While we have 26 countries that have won more than the average number of medals, it is clear the United States has won far and away the most.  In fact, it would be interesting to see how removing the United States from the calculation affects this visualization.

In [None]:
medals_nous = olympics[(olympics.Country != 'United States')]
#removing United States before we calculate mean medals won.
medals_count_nous = medals_nous.groupby('Country')['Medal'].count()
pd.Series.mean(medals_count_nous)
#recalculating mean number of medals won per country

In [None]:
medals2 = medals_nous.groupby(['Country'], as_index = False).agg({'Medal': 'count'})
#counting medals earned per country
medals_df2 = medals2[(medals2.Medal > 196)]
#filtering countries above new mean medal count
plot2 = sns.catplot(x = 'Country',
                    y = 'Medal',
                    kind = 'bar',
                    data = medals_df2)
plot2.set_xticklabels(rotation=45,
                      ha="right",
                      fontsize = 8)
#plotting barchart of medals per country above new mean

While removing the United States from the calculation obviously reduces the mean medals won by countries, it doesn't actually increase the number of countries that are above that mean.  Surprisingly, it decreased by 1 - the United States!

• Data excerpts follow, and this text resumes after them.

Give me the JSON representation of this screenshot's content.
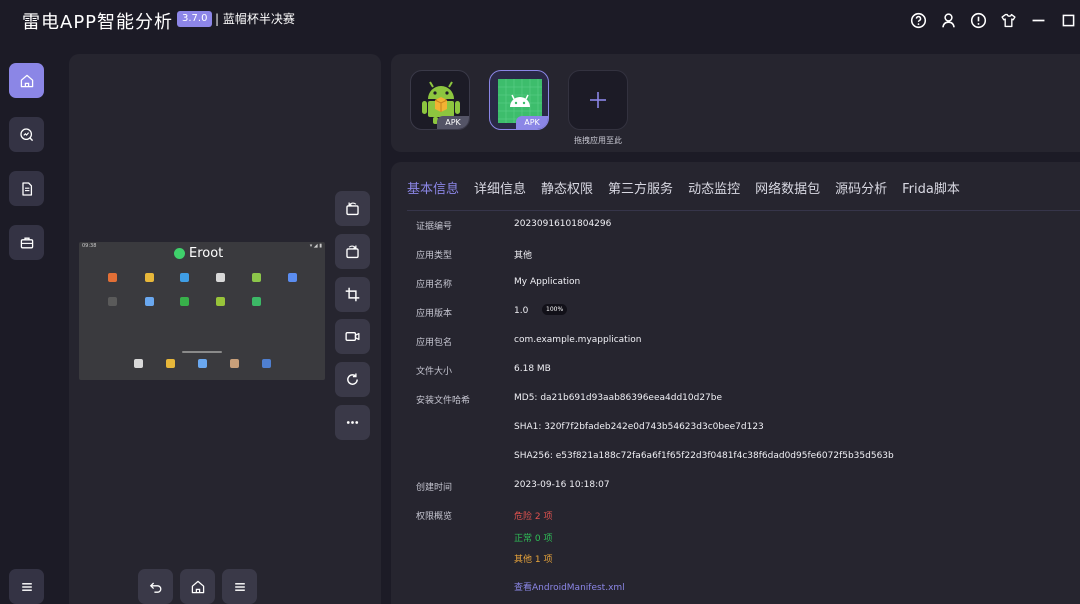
{
  "header": {
    "title": "雷电APP智能分析",
    "version": "3.7.0",
    "event": "| 蓝帽杯半决赛"
  },
  "window_icons": [
    "help-icon",
    "user-icon",
    "alert-icon",
    "skin-icon",
    "minimize-icon",
    "maximize-icon"
  ],
  "nav": [
    "home-icon",
    "analysis-icon",
    "document-icon",
    "toolbox-icon",
    "menu-icon"
  ],
  "device": {
    "screen_status_left": "09:38",
    "screen_status_right": "▾ ◢ ▮",
    "root_label": "Eroot"
  },
  "apks": [
    {
      "tag": "APK"
    },
    {
      "tag": "APK"
    }
  ],
  "add_label": "拖拽应用至此",
  "tabs": [
    "基本信息",
    "详细信息",
    "静态权限",
    "第三方服务",
    "动态监控",
    "网络数据包",
    "源码分析",
    "Frida脚本"
  ],
  "info": {
    "cert_label": "证据编号",
    "cert_value": "20230916101804296",
    "type_label": "应用类型",
    "type_value": "其他",
    "name_label": "应用名称",
    "name_value": "My Application",
    "version_label": "应用版本",
    "version_value": "1.0",
    "version_badge": "100%",
    "package_label": "应用包名",
    "package_value": "com.example.myapplication",
    "size_label": "文件大小",
    "size_value": "6.18 MB",
    "hash_label": "安装文件哈希",
    "md5": "MD5: da21b691d93aab86396eea4dd10d27be",
    "sha1": "SHA1: 320f7f2bfadeb242e0d743b54623d3c0bee7d123",
    "sha256": "SHA256: e53f821a188c72fa6a6f1f65f22d3f0481f4c38f6dad0d95fe6072f5b35d563b",
    "created_label": "创建时间",
    "created_value": "2023-09-16 10:18:07",
    "perm_label": "权限概览",
    "perm_danger": "危险 2 项",
    "perm_normal": "正常 0 项",
    "perm_other": "其他 1 项",
    "manifest_link": "查看AndroidManifest.xml"
  },
  "colors": {
    "accent": "#8b86e6",
    "danger": "#e0524f",
    "normal": "#2fbf57",
    "other": "#e9a53b"
  }
}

This tells us that there is a very large gap between countries that win lots of medals and those that only win a few medals.

### 3.4. Finally, we want to look at the distribution of Medals by Gender as well as by Olympics Season.

In [None]:
CountOfMedalsbygender = olympics.groupby(['Country',
                                          'Gender', 
                                          'Medal']).agg({'Medal': 'count'})
#count of medals by country, gender, type of medal
CountOfMedalsbygender.head()

In [None]:
sns.displot(data = olympics,
            x='Gender',
            hue='Medal',
            multiple='stack')
#stacked barchart of medals by gender

This visualization shows the stark difference in medals between men and women.  Women's sports haven't had the same representation in the Olympics as men's sports until recently, but this shows just how drastic the difference really is.

We also wanted to visualize the same distribution of medals but between the Summer and Winter games.

In [None]:
CountOfMedalsbyYear = olympics.groupby(['Year',
                                        'Games',
                                        'Medal']).agg({'Medal': 'count'})
#count of medals by year, games, and medal type
CountOfMedalsbyYear.head()

In [None]:
sns.displot(data = olympics,
            x='Games',
            hue='Medal',
            multiple='stack')
#stacked barchart of Summer and Winter games' medals

The disparity in medals between the two types of games can be explained by two reasons.  Summer games been around longer, and there are many more events involved in the Summer games than the Winter games.